オレはこの会社に勤務し、野村には色々と面倒を見てもらった。

年は離れているが、アニキみたいな頼れるとこもあるし、会社から一歩外に出れば、ただのスケベなオッサンと化す。

そんなスケベオヤジだが、入社間もない頃、オレを見て一言
「お前まだ童貞だろ?」
と即座に見抜かれてしまった。

何でだ!

何で知ってんだ、このオッサン!エスパーか?エスパーなのか?

地球侵略を企むエスパーなのか、お前は?

オレは思わず「は、はい」と返事してしまった。

何でそんな事がわかるんだ?

オレはかなりビビった。

でも童貞だからって、オレの事をいじるワケではなく

「お前がその気になれば、彼女の一人や二人簡単に出来るぞ!早くオトコになれ!」

とまで言ってのけた。

マジか?マジで彼女出来るのかオレは?冷やかしで言ってんじゃねぇぞ、このオヤジ!

「まずは女に慣れなきゃな。
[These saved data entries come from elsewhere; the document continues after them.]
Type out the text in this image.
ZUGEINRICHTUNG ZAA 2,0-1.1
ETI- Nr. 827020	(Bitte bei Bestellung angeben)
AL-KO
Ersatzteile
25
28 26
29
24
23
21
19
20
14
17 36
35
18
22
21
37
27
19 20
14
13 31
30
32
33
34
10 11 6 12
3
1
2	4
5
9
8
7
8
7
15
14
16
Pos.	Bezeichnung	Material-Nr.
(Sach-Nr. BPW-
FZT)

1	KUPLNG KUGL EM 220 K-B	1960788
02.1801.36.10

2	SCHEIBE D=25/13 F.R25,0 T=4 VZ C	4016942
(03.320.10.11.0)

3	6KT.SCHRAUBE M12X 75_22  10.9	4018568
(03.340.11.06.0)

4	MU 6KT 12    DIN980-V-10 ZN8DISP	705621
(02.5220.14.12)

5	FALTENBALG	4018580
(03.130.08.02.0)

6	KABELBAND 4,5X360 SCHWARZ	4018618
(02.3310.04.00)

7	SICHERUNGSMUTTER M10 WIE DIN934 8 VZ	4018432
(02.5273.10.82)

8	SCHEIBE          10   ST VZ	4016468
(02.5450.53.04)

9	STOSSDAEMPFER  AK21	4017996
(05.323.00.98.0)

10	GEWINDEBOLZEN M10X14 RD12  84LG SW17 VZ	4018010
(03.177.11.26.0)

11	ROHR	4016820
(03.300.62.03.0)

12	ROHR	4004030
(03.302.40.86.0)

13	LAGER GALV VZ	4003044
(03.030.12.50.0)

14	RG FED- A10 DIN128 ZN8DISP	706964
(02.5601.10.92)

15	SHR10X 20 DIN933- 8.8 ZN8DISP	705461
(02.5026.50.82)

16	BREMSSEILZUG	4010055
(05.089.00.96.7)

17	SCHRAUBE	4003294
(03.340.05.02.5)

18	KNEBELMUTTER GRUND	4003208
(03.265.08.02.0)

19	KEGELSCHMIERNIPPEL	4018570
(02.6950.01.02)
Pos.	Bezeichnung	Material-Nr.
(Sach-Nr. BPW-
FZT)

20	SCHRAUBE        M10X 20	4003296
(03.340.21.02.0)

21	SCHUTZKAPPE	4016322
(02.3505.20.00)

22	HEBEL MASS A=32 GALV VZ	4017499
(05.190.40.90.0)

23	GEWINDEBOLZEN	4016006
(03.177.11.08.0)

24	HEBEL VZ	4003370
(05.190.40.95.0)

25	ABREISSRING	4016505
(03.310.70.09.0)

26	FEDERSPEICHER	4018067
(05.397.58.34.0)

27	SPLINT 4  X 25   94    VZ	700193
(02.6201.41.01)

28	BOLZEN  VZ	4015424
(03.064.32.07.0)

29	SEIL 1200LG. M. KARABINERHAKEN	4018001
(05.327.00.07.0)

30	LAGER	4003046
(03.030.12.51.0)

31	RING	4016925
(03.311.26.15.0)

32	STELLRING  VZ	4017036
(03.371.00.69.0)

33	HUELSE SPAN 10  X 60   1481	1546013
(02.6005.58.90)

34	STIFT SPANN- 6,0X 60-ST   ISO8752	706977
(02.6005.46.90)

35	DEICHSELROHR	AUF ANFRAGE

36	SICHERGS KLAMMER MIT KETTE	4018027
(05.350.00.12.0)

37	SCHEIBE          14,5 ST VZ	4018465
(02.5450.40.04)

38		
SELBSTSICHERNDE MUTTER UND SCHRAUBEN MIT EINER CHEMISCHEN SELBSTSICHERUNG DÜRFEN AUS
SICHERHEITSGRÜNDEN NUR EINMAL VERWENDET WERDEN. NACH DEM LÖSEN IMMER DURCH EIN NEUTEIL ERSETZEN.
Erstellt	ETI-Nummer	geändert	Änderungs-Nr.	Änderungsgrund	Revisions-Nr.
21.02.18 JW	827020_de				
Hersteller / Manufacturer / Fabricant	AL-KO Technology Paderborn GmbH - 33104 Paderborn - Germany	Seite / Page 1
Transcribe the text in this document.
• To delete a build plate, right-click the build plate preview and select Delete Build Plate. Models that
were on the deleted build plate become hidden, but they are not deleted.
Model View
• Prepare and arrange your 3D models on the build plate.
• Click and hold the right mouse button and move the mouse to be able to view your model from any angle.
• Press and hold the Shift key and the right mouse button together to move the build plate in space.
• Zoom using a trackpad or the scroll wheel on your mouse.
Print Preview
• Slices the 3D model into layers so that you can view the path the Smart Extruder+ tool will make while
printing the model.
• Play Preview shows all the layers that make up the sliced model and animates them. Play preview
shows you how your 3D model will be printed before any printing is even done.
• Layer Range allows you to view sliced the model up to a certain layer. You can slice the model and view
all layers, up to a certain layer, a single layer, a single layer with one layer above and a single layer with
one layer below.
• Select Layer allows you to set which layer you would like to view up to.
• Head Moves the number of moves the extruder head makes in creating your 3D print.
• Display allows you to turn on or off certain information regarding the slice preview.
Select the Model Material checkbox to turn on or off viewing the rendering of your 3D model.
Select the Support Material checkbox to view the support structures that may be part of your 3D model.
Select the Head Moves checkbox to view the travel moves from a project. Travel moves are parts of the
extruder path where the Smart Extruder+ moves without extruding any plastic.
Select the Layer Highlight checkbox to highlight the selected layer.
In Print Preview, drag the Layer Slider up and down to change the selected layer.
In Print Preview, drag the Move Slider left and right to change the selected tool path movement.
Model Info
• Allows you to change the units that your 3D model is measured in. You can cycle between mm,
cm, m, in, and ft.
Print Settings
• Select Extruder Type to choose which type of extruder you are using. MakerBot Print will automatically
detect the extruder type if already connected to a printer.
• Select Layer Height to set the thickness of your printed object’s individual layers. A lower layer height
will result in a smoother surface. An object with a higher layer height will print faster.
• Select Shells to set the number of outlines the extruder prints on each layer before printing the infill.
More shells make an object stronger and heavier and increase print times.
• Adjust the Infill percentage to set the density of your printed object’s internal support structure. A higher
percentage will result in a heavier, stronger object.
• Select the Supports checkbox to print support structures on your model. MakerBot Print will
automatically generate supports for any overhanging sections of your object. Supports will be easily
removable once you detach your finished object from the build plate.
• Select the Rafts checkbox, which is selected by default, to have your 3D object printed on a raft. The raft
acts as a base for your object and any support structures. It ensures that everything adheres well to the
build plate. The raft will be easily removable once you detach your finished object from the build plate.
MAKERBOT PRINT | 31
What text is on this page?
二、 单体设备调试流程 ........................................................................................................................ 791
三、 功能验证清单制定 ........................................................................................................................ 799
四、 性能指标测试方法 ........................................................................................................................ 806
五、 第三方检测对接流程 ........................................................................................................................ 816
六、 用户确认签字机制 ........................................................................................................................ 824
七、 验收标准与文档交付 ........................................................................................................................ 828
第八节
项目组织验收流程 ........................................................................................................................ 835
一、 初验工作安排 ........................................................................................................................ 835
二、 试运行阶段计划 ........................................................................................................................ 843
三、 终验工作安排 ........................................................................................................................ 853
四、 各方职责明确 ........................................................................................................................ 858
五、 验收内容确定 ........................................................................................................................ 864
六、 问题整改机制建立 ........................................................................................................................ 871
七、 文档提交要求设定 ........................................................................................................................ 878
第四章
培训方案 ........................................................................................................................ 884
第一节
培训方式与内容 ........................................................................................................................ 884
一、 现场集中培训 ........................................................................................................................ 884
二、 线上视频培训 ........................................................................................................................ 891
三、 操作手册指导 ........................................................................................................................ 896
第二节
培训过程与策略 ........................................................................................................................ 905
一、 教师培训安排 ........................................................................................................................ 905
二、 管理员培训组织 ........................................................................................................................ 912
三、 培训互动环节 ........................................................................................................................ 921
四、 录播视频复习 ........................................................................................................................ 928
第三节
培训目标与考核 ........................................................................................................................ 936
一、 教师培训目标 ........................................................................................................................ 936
よし、今日仕事終わったらキャバクラ行くぞ!これも社会勉強だ!いいな!」

なんて事を言われ、やんわりと今まで断ってきた。

誘いを断るからって、急に態度を変えるような事はなかった。

むしろかなり心配された。

「お前大丈夫か?そろそろここら辺で女に慣れないとマジでヤバいぞ!」

何て事まで言われる始末だ。

まぁ確かに客観的にオレという人間を見れば、この先女と仲良く出来るかと言えば、そりゃ無理に決まってるわな。


まぁそんなこんなで今日も仕事が終わった。

帰り際、野村に

「行くか、今日は?一度ぐらい経験しておけ。これはお前にとっちゃリハビリみたいなもんだ」

と言われ、リハビリか…

まぁリハビリだよな、マジで。

「じゃ、行ってみます」

と答えてしまった。


「よし!んじゃまずは一杯飲んでから行こう!お前もいきなりシラフでキャバクラなんかにゃ無理だからな。最初は居酒屋で飲んでから行くからな」

「ゎ、わかりました…」

大丈夫かなオレ…

不安を残しながら会社を後にした。